Além deste retrocesso, muitos outros ataques vêm se intensificando, como por exemplo, os inúmeros venenos liberados para serem jogados na produção, que vai direto para mesa de quem consome. A ofensiva para a comercialização da produção camponesa é ainda maior, com a criminalização das feiras livres, dos mercados locais, a proibição de vendas de produtos artesanais, exigências descabidas de regularização que não atendem as necessidades e especificidades artesanais e camponesas.
Muito embora se crie a ilusão de que quem alimenta o mundo é o agronegócio, pelo seu vasto território de latifúndio ocupado em plantios de monocultura, com a utilização de tecnologias de ponta, maquinários pesados, altíssimo uso indiscriminado de agrotóxicos, adubos, sementes transgênicas, esse modelo tem produzido doenças, pobreza, fome. A verdade é que, quem realmente alimenta o mundo são os pequenos agricultores, que produzem 70% (setenta por cento) da comida dos brasileiros (IBGE, 2006) por meio do cultivo, respeito e integração com a terra, com a água, com a natureza, por meio de seu jeito próprio de ser, de fazer e de viver.

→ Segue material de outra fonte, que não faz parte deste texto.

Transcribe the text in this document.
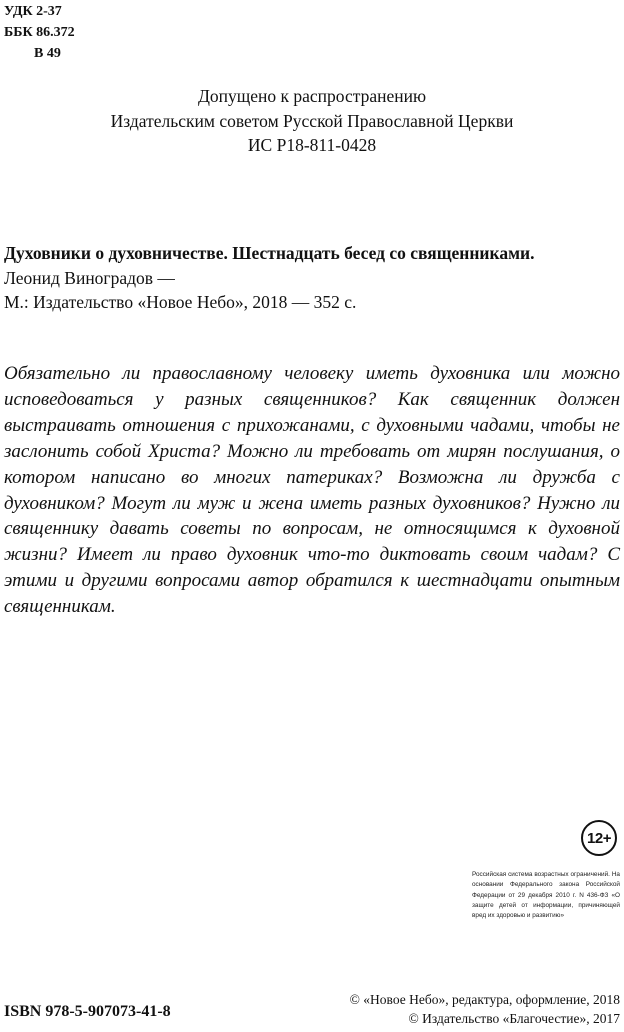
УДК 2-37
ББК 86.372
В 49
Допущено к распространению
Издательским советом Русской Православной Церкви
ИС Р18-811-0428
Духовники о духовничестве. Шестнадцать бесед со священниками.
Леонид Виноградов —
М.: Издательство «Новое Небо», 2018 — 352 с.
Обязательно ли православному человеку иметь духовника или можно исповедоваться у разных священников? Как священник должен выстраивать отношения с прихожанами, с духовными чадами, чтобы не заслонить собой Христа? Можно ли требовать от мирян послушания, о котором написано во многих патериках? Возможна ли дружба с духовником? Могут ли муж и жена иметь разных духовников? Нужно ли священнику давать советы по вопросам, не относящимся к духовной жизни? Имеет ли право духовник что-то диктовать своим чадам? С этими и другими вопросами автор обратился к шестнадцати опытным священникам.
12+
Российская система возрастных ограничений. На основании Федерального закона Российской Федерации от 29 декабря 2010 г. N 436-ФЗ «О защите детей от информации, причиняющей вред их здоровью и развитию»
ISBN 978-5-907073-41-8
© «Новое Небо», редактура, оформление, 2018
© Издательство «Благочестие», 2017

As famílias camponesas que se organizam em suas regiões, produzem, preparam e comercializam a sua produção buscam sua forma de sobrevivência e de garantia de direitos fundamentais e essenciais para sua vida, ao mesmo tempo em que promovem um bem para toda a sociedade, fornecendo a muitas outras pessoas acesso a uma alimentação saudável, de qualidade, nutritiva, fresca, contribuindo para alimentar muitos trabalhadores e trabalhadoras da sociedade que não têm condições de produzir seu próprio alimento. É incorrer numa grande injustiça social condená-las por exercerem seus direitos, por manterem suas culturas e seu modo de ser.
O costume, o modo de ser, o jeito de fazer das famílias camponesas que comercializam sua produção nos mercados locais, nas feiras livres e no mercado popular de alimentos é um Direito legítimo, pois mantém uma tradição, uma cultura, uma identidade que é própria, específica de cada povo, de cada região, de cada cultura. Esse modo de ser e fazer também se traduz em resistência e sobrevivência e, como tal, precisa ser valorizado, cuidado e conservado.
Toda a truculência do Estado brasileiro sobre a produção camponesa, de canto a canto deste país, nas suas mais diversas formas e violências, tem servido, por outro lado, para gerar a resistências dessas famílias que alimentam o povo brasileiro, em luta incessante por seu direito de produzir e viver com dignidade.
É pelo direito de comercializar a produção camponesa que se defende uma legislação mais justa e legítima, que só será possível ao considerar a pluralidade, a diversidade dos povos, da cultura, das diferentes regiões, tendo flexibilidade diante de cada realidade. Isto não significa defender uma produção desregulada, mas, ao contrário, que seja realmente garantida à qualidade dos alimentos e assegurada a saúde de todos e todas.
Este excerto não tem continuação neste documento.